3. Do I have the right players?
The casting pool at The Theatre School at DePaul University is known for being quite diverse, and seven of the thirty-one men in the acting company are African American. The challenge is that other productions have racially specific casting needs at the same time, including Nolan’s production of The Day John Henry Came to School. This will limit my options. Moreover, auditions are almost six months out, and I haven’t had the opportunity to gauge the language skills of half of the acting company, who have yet to start their classical acting training at DePaul.
“I think we have to walk through all possibilities with Bosola—black, white, or mixed—and see if we still like the story we’re telling,” I said. “It’s the hardest role in the play to cast—full stop. I have to be able to consider as many actors as possible for the role.”

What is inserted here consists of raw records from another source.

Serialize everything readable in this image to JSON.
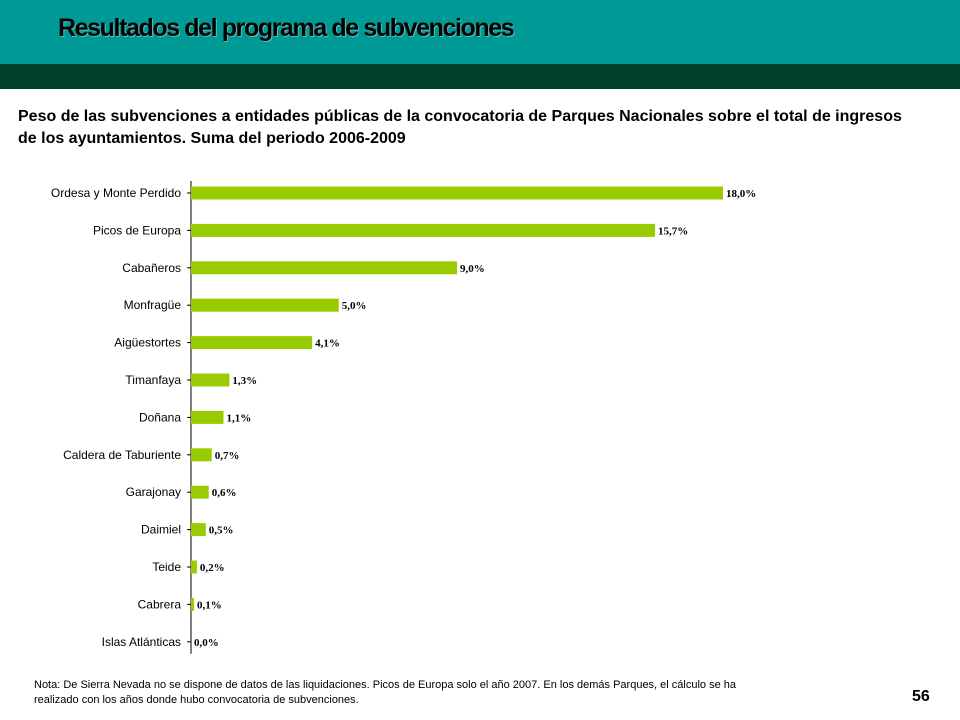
{
  "header": {
    "title": "Resultados del programa de subvenciones",
    "band_color": "#009a96",
    "dark_band_color": "#003f2b"
  },
  "chart_data": {
    "type": "bar",
    "orientation": "horizontal",
    "title": "Peso de las subvenciones a entidades públicas de la convocatoria de Parques Nacionales sobre el total de ingresos de los ayuntamientos. Suma del periodo 2006-2009",
    "categories": [
      "Ordesa y Monte Perdido",
      "Picos de Europa",
      "Cabañeros",
      "Monfragüe",
      "Aigüestortes",
      "Timanfaya",
      "Doñana",
      "Caldera de Taburiente",
      "Garajonay",
      "Daimiel",
      "Teide",
      "Cabrera",
      "Islas Atlánticas"
    ],
    "values": [
      18.0,
      15.7,
      9.0,
      5.0,
      4.1,
      1.3,
      1.1,
      0.7,
      0.6,
      0.5,
      0.2,
      0.1,
      0.0
    ],
    "value_labels": [
      "18,0%",
      "15,7%",
      "9,0%",
      "5,0%",
      "4,1%",
      "1,3%",
      "1,1%",
      "0,7%",
      "0,6%",
      "0,5%",
      "0,2%",
      "0,1%",
      "0,0%"
    ],
    "xlim": [
      0,
      18.0
    ],
    "bar_color": "#99cc00",
    "grid": false,
    "legend": "none"
  },
  "note": "Nota: De Sierra Nevada no se dispone de datos de las liquidaciones. Picos de Europa solo el año 2007. En los demás Parques, el cálculo se ha realizado con los años donde hubo convocatoria de subvenciones.",
  "page_number": "56"
}
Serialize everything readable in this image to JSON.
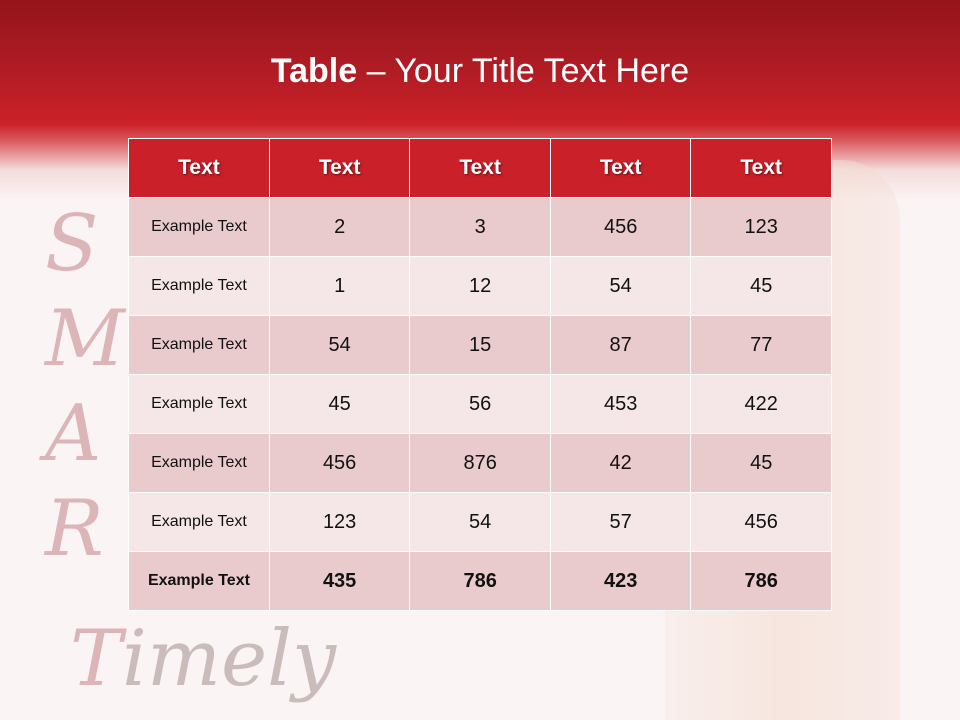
{
  "slide": {
    "title_bold": "Table",
    "title_rest": " – Your Title Text Here"
  },
  "background_letters": [
    "S",
    "M",
    "A",
    "R",
    "T",
    "imely"
  ],
  "colors": {
    "header": "#c9202a",
    "row_dark": "#eacbcd",
    "row_light": "#f5e7e7",
    "band": "#b01c24"
  },
  "table": {
    "headers": [
      "Text",
      "Text",
      "Text",
      "Text",
      "Text"
    ],
    "rows": [
      [
        "Example Text",
        "2",
        "3",
        "456",
        "123"
      ],
      [
        "Example Text",
        "1",
        "12",
        "54",
        "45"
      ],
      [
        "Example Text",
        "54",
        "15",
        "87",
        "77"
      ],
      [
        "Example Text",
        "45",
        "56",
        "453",
        "422"
      ],
      [
        "Example Text",
        "456",
        "876",
        "42",
        "45"
      ],
      [
        "Example Text",
        "123",
        "54",
        "57",
        "456"
      ],
      [
        "Example Text",
        "435",
        "786",
        "423",
        "786"
      ]
    ]
  }
}
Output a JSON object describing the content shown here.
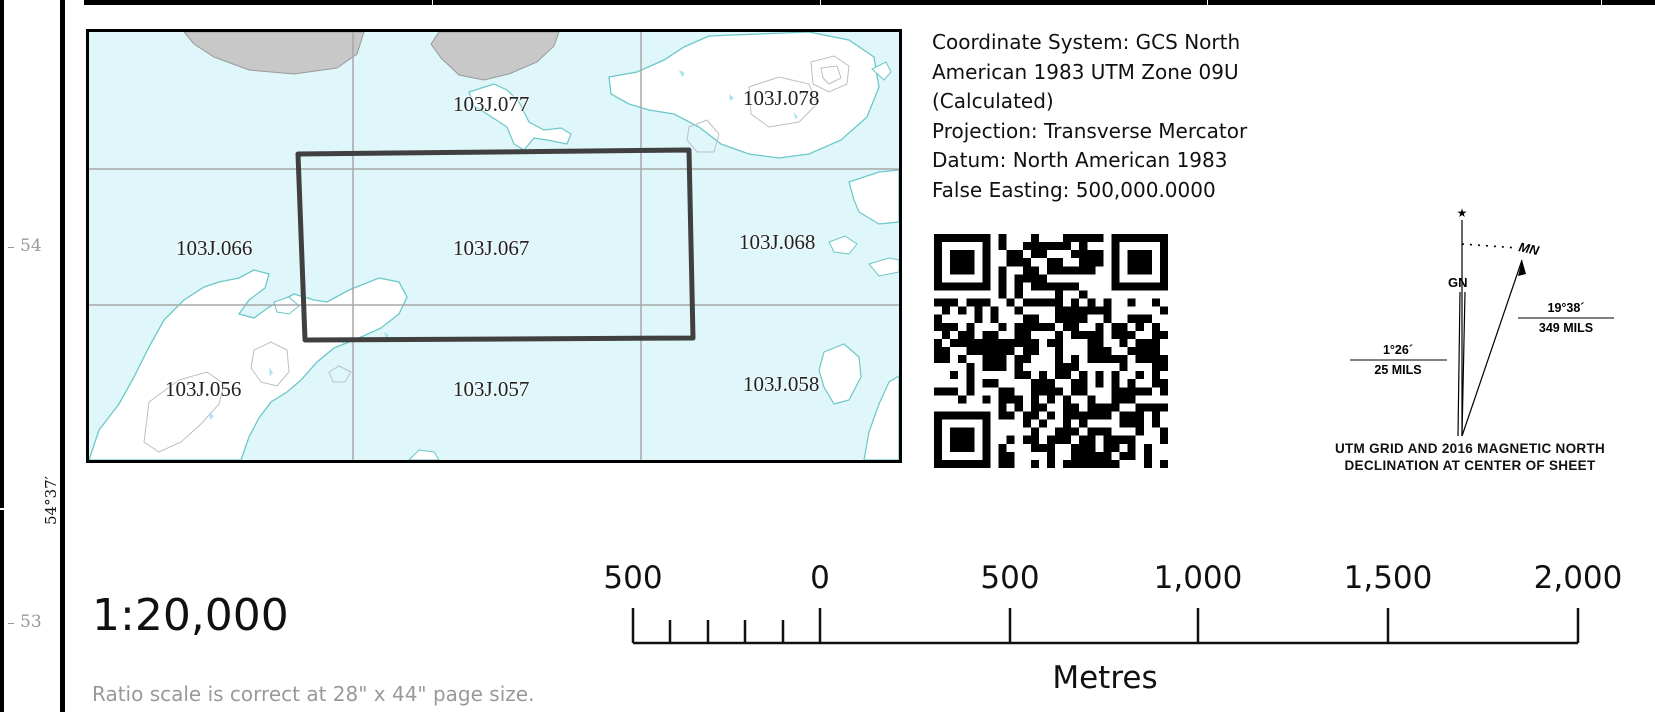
{
  "frame": {
    "left_labels": [
      "54",
      "53"
    ],
    "latitude_label": "54°37′"
  },
  "index_map": {
    "tiles": [
      {
        "label": "103J.077"
      },
      {
        "label": "103J.078"
      },
      {
        "label": "103J.066"
      },
      {
        "label": "103J.067"
      },
      {
        "label": "103J.068"
      },
      {
        "label": "103J.056"
      },
      {
        "label": "103J.057"
      },
      {
        "label": "103J.058"
      }
    ],
    "colors": {
      "water": "#dff7fb",
      "land": "#ffffff",
      "rock": "#c8c8c8",
      "shoreline": "#6cc7c7",
      "grid": "#a8a8a8",
      "highlight": "#404040"
    }
  },
  "info": {
    "lines": [
      "Coordinate System: GCS North",
      "American 1983 UTM Zone 09U",
      "(Calculated)",
      "Projection: Transverse Mercator",
      "Datum: North American 1983",
      "False Easting: 500,000.0000"
    ]
  },
  "declination": {
    "star_label": "★",
    "gn_label": "GN",
    "mn_label": "MN",
    "grid_angle": "1°26´",
    "grid_mils": "25 MILS",
    "mag_angle": "19°38´",
    "mag_mils": "349 MILS",
    "caption_line1": "UTM GRID AND 2016 MAGNETIC NORTH",
    "caption_line2": "DECLINATION AT CENTER OF SHEET"
  },
  "scale": {
    "ratio": "1:20,000",
    "note": "Ratio scale is correct at 28\" x 44\" page size.",
    "tick_labels": [
      "500",
      "0",
      "500",
      "1,000",
      "1,500",
      "2,000"
    ],
    "unit": "Metres"
  }
}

Continuing to focus on the story, and not the specific implications of actor X as opposed to actor Y, we mapped out the play on the dry erase board. What began as a simple list started to resemble a football coach’s game plan, with arrows drawn back and forth indicating the various relationships. Like one of those logic grid puzzles, we came up with a lot of cause-and-effect “if” statements, including:
- If we have an African American Bosola, our dual protagonists (Duchess and Bosola) are both minorities, which is a statement we like.
- On the other hand, if we have a white Bosola, his change of heart from disliking Antonio to defending him is stronger and serves as a meatier counterpoint to the Cardinal and Ferdinand’s story.

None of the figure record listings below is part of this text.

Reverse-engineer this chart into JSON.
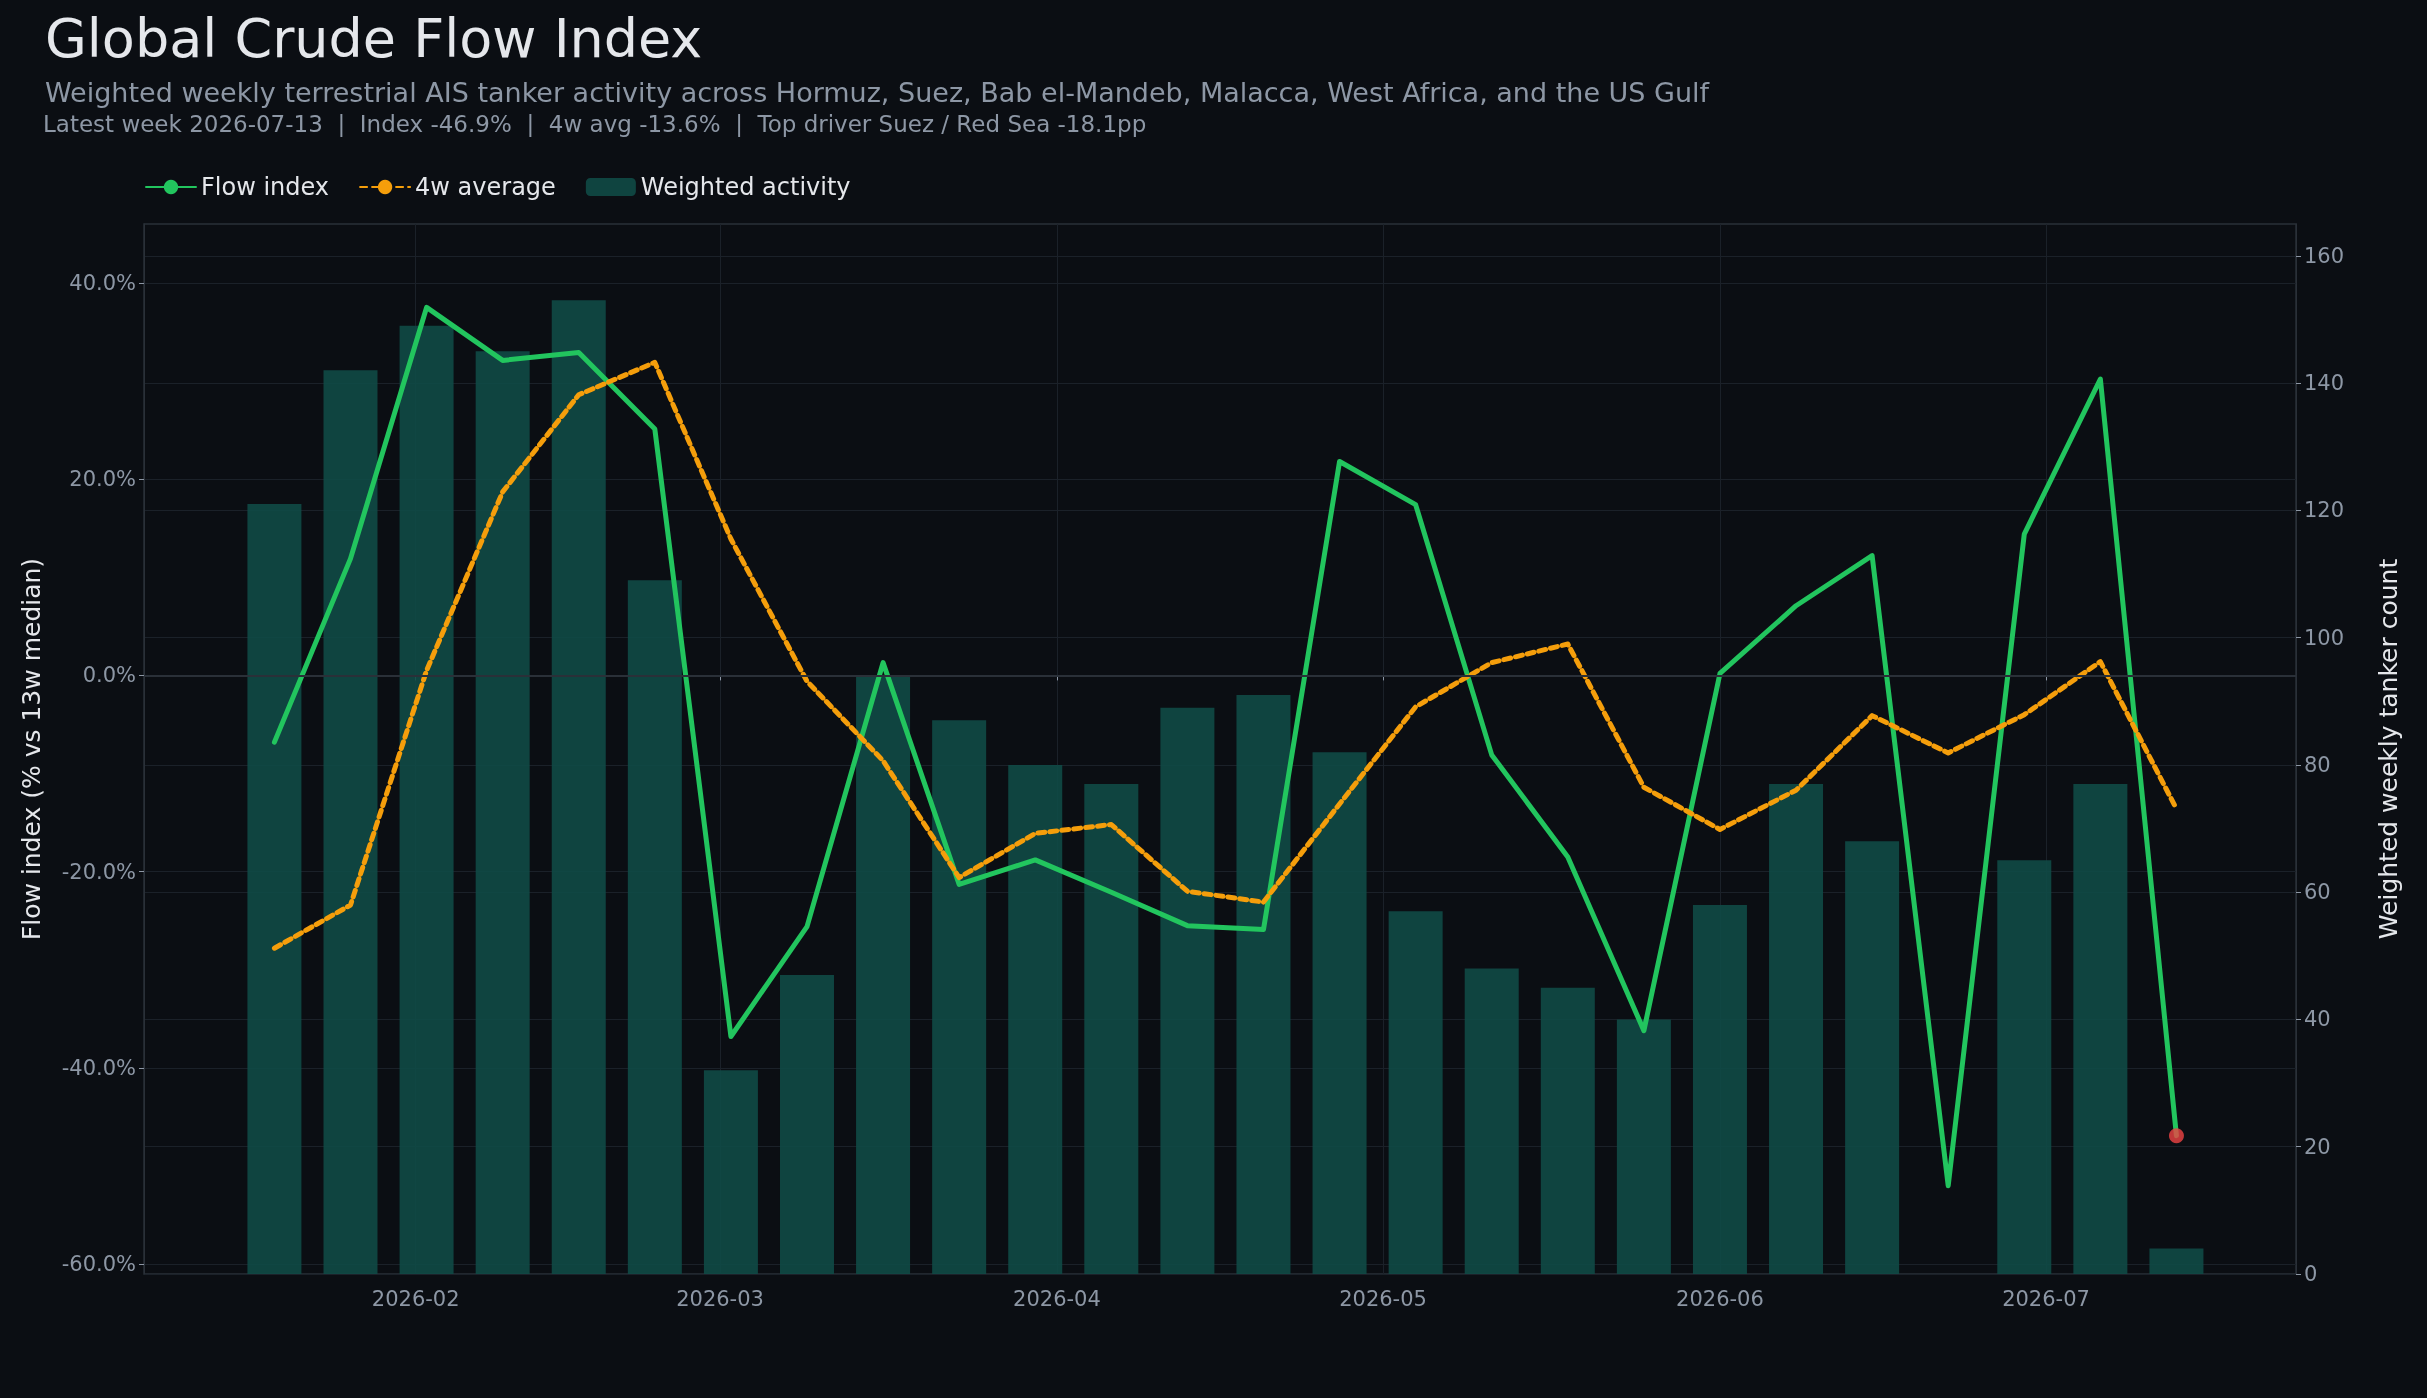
{
  "chart_data": {
    "type": "line",
    "title": "Global Crude Flow Index",
    "subtitle": "Weighted weekly terrestrial AIS tanker activity across Hormuz, Suez, Bab el-Mandeb, Malacca, West Africa, and the US Gulf",
    "annotations": [
      "Latest week 2026-07-13  |  Index -46.9%  |  4w avg -13.6%  |  Top driver Suez / Red Sea -18.1pp"
    ],
    "ylabel": "Flow index (% vs 13w median)",
    "y2label": "Weighted weekly tanker count",
    "x": [
      "2026-01-19",
      "2026-01-26",
      "2026-02-02",
      "2026-02-09",
      "2026-02-16",
      "2026-02-23",
      "2026-03-02",
      "2026-03-09",
      "2026-03-16",
      "2026-03-23",
      "2026-03-30",
      "2026-04-06",
      "2026-04-13",
      "2026-04-20",
      "2026-04-27",
      "2026-05-04",
      "2026-05-11",
      "2026-05-18",
      "2026-05-25",
      "2026-06-01",
      "2026-06-08",
      "2026-06-15",
      "2026-06-22",
      "2026-06-29",
      "2026-07-06",
      "2026-07-13"
    ],
    "series": [
      {
        "name": "Flow index",
        "color": "#22c55e",
        "line_style": "solid",
        "values": [
          -6.8,
          11.9,
          37.5,
          32.1,
          32.9,
          25.1,
          -36.8,
          -25.6,
          1.3,
          -21.3,
          -18.8,
          -22.1,
          -25.5,
          -25.9,
          21.8,
          17.4,
          -8.1,
          -18.5,
          -36.2,
          0.2,
          7.1,
          12.2,
          -52.0,
          14.4,
          30.2,
          -46.9
        ]
      },
      {
        "name": "4w average",
        "color": "#f59e0b",
        "line_style": "dashed",
        "values": [
          -27.8,
          -23.4,
          0.5,
          18.7,
          28.6,
          31.9,
          13.9,
          -0.6,
          -8.7,
          -20.6,
          -16.1,
          -15.2,
          -22.0,
          -23.1,
          -13.1,
          -3.2,
          1.3,
          3.2,
          -11.4,
          -15.7,
          -11.7,
          -4.1,
          -7.9,
          -4.0,
          1.4,
          -13.6
        ]
      },
      {
        "name": "Weighted activity",
        "type": "bar",
        "axis": "y2",
        "color": "#0f4a46",
        "values": [
          121,
          142,
          149,
          145,
          153,
          109,
          32,
          47,
          94,
          87,
          80,
          77,
          89,
          91,
          82,
          57,
          48,
          45,
          40,
          58,
          77,
          68,
          null,
          65,
          77,
          4
        ]
      },
      {
        "type": "scatter",
        "marker": "circle",
        "color": "#ef4444",
        "x": [
          "2026-07-13"
        ],
        "values": [
          -46.9
        ]
      }
    ],
    "xlim": [
      "2026-01-07",
      "2026-07-24"
    ],
    "xticks": [
      {
        "value": "2026-02-01",
        "label": "2026-02"
      },
      {
        "value": "2026-03-01",
        "label": "2026-03"
      },
      {
        "value": "2026-04-01",
        "label": "2026-04"
      },
      {
        "value": "2026-05-01",
        "label": "2026-05"
      },
      {
        "value": "2026-06-01",
        "label": "2026-06"
      },
      {
        "value": "2026-07-01",
        "label": "2026-07"
      }
    ],
    "ylim": [
      -61,
      46
    ],
    "yticks": [
      {
        "value": -60,
        "label": "-60.0%"
      },
      {
        "value": -40,
        "label": "-40.0%"
      },
      {
        "value": -20,
        "label": "-20.0%"
      },
      {
        "value": 0,
        "label": "0.0%"
      },
      {
        "value": 20,
        "label": "20.0%"
      },
      {
        "value": 40,
        "label": "40.0%"
      }
    ],
    "y2lim": [
      0,
      165
    ],
    "y2ticks": [
      0,
      20,
      40,
      60,
      80,
      100,
      120,
      140,
      160
    ],
    "ref_lines": [
      {
        "axis": "y",
        "value": 0,
        "color": "#2a3038"
      }
    ],
    "grid": true,
    "legend": "top left",
    "marker": "none"
  }
}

- If we have a white Bosola, then at least one other actor other than Antonio must be nonwhite. That could be Julia, or someone else entirely, but we want to make sure the story we’re telling with our casting is appropriately complex.

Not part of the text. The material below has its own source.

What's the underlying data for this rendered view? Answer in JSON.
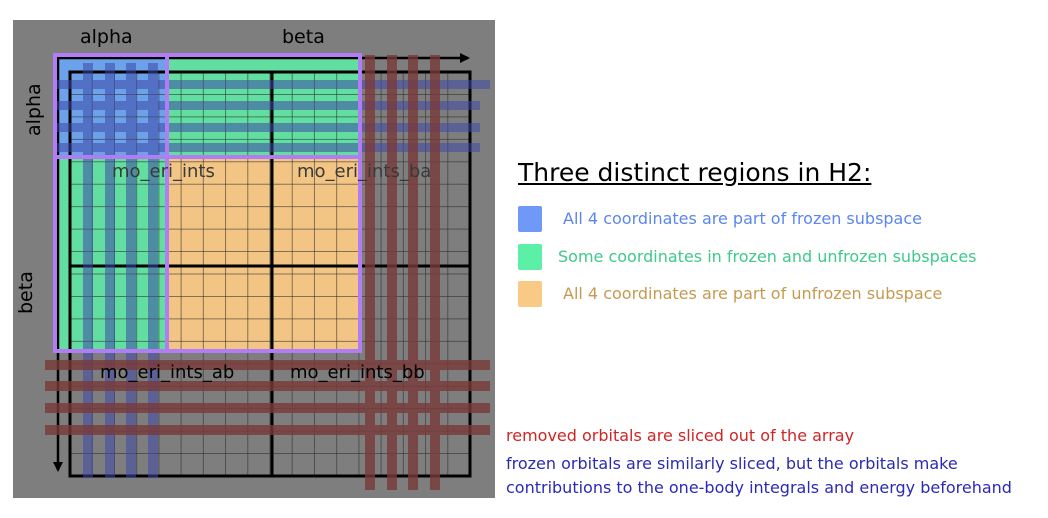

- If we have a black Bosola, there’s language like “saucy slave!” in the text that becomes extra charged.
We left the room without locking in any decisions and yet confident that we could create a complex, rounded story given the resources we had.
Dick Block had another brainstorming activity he used at Carnegie Mellon. He told my class of sophomore design majors, “You have one million plastic yogurt container lids. What do you want to do with them?” We then spent an hour filling four large chalkboards with lists of all the things we could do. No judgments, all ideas were valid. Finally, Dick asked us what we actually could do with those lids. About one-third of the ideas, such as creating shower curtains out of them, were eliminated. Then he asked, “OK, what do you actually want to do with them?” We immediately crossed off “recycle them!” for its lack of ingenuity. Also “use them as coasters”— that didn’t sound like a lot of fun. Eventually we narrowed the list down to five options and voted on our favorite, which was filling our professors’ office with them (even though he’d wanted to cross that option off as something we couldn’t actually do; we begged to differ on that point).
I didn’t expect to be using this exercise ten years later, and yet I realized that The Duchess of Malfi team had followed a similar brainstorming process for our complex casting quandary. Three simple questions: What are we doing? Do we actually want to do it? Can we truly accomplish it? If the answer to the second or third question is “no,” it’s time to move on to a new idea.